Question arising from JAMA Guide article "Odds Ratios—Current Best Practice and Use"

In their paper “Odds Ratios – Current Best Practice and Use”, Norton, Dowd, and Maciejewksi argue that one of the lesser known limitations of the odds ratio from a logistic regression is that it is

…scaled by an arbitrary factor (equal to the square root of the variance of the unexplained part of binary outcome).4 This arbitrary scaling factor changes when more or better explanatory variables are added to the logistic regression model because the added variables explain more of the total variation and reduce the unexplained variance. Therefore, adding more independent explanatory variables to the model will increase the odds ratio of the variable of interest (eg, treatment) due to dividing by a smaller scaling factor.

The implication being

Different odds ratios from the same study cannot be compared when the statistical models that result in odds ratio estimates have different explanatory variables because each model has a different arbitrary scaling factor.4-6 Nor can the magnitude of the odds ratio from one study be compared with the magnitude of the odds ratio from another study, because different samples and different model specifications will have different arbitrary scaling factors. A further implication is that the magnitudes of odds ratios of a given association in multiple studies cannot be synthesized in a meta-analysis.4

(Reference 4 listed as #2 below.)

I was surprised by this given that I am taught to treat ORs as transportable. Inspired by all you fine folks, I looked for an example of a simple simulated logistic regression to check for myself.

In R

 sims = 100
 out <- data.frame(treat_1 = rep(NA, sims),
                   treat_2 = rep(NA, sims),
                   treat_3 = rep(NA, sims))
 n = 1000
 for(i in 1:sims){
 x1 = rbinom(n, 1, 0.5)           # Treatment variable
 x2 = rnorm(n)                       # Arbitrary continuous variable
 x3= rnorm(n)                        # Another arbitrary continuous variable
 z = 1 + 2*x1 + 3*x2 + 4*x3        # linear combination
 pr = 1/(1+exp(-z))         # pass through an inv-logit function
 y = rbinom(n,1,pr)      # bernoulli response variable
   #now feed it to glm:
   df = data.frame(y=y,x1=x1,x2=x2, x3 = x3)
   model1 <- glm(y ~ x1, data = df, family = "binomial")
   model2 <- glm(y ~ x1 + x2, data = df, family = "binomial")
   model3 <- glm(y ~ x1 + x2 + x3, data = df, family = "binomial")
  out$treat_1[i] <- model1$coefficients[[2]]
  out$treat_2[i] <- model2$coefficients[[2]]
  out$treat_3[i] <- model3$coefficients[[2]]
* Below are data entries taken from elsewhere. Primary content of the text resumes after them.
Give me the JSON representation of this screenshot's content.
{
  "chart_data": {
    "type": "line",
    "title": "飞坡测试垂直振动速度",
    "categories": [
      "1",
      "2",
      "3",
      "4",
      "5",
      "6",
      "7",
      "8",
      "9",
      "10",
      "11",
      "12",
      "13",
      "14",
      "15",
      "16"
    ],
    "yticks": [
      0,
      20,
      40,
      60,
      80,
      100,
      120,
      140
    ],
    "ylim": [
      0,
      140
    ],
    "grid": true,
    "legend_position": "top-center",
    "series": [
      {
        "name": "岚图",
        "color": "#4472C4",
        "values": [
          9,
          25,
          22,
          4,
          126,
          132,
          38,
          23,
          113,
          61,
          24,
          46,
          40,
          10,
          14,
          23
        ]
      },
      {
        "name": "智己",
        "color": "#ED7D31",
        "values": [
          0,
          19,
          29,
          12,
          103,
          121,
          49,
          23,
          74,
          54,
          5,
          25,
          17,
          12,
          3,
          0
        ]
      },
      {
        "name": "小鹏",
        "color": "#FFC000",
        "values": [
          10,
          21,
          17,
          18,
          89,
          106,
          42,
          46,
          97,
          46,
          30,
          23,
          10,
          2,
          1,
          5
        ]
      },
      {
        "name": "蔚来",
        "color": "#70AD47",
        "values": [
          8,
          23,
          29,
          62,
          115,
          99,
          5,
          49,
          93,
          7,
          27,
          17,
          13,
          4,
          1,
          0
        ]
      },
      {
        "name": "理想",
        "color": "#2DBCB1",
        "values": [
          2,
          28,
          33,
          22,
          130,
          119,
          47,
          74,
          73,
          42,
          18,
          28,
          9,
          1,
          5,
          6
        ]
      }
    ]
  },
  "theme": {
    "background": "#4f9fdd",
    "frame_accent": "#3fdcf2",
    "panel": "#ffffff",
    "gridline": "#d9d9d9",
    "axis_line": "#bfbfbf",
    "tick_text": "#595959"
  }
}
True enough, my column means were

  treat_1   treat_2   treat_3 
0.5980825 0.7585841 1.9987460 

So without any interaction between variables but all three being prognostic of outcome, I get three different results for my treatment effect.

So from this, my questions are:

  1. Have I made a mistake or misinterpreation that easily explains these results?
  2. I have been taught that when trialists provide adjusted odds ratios to use those for meta-analysis, but wouldn’t this imply that I would be extracting different odds ratios depending on the number of variables that were adjusted for?
  3. Is meta-analysis of observational trials using odds ratios entirely hopeless since, as stated by Norton et al: “different samples and different model specifications will have different arbitrary scaling factors”?


  1. Odds Ratios—Current Best Practice and Use
    EC Norton, BE Dowd, ML Maciejewski - JAMA, 2018
  2. Log odds and the interpretation of logit models
    EC Norton, BE Dowd - Health services research, 2018 - Wiley Online Library

hi @timdisher - fyi the link to the Norton, Dowd, and Maciejewksi paper you included is routed thru your university portal so won’t work for those without an account there :slight_smile:

You might find this interesting - although it is a bit over my head, I know Anders addresses problems with OR’s in his work: Effect modification and choice of effect measure

1 Like

Thank you! I will edit just to attach them.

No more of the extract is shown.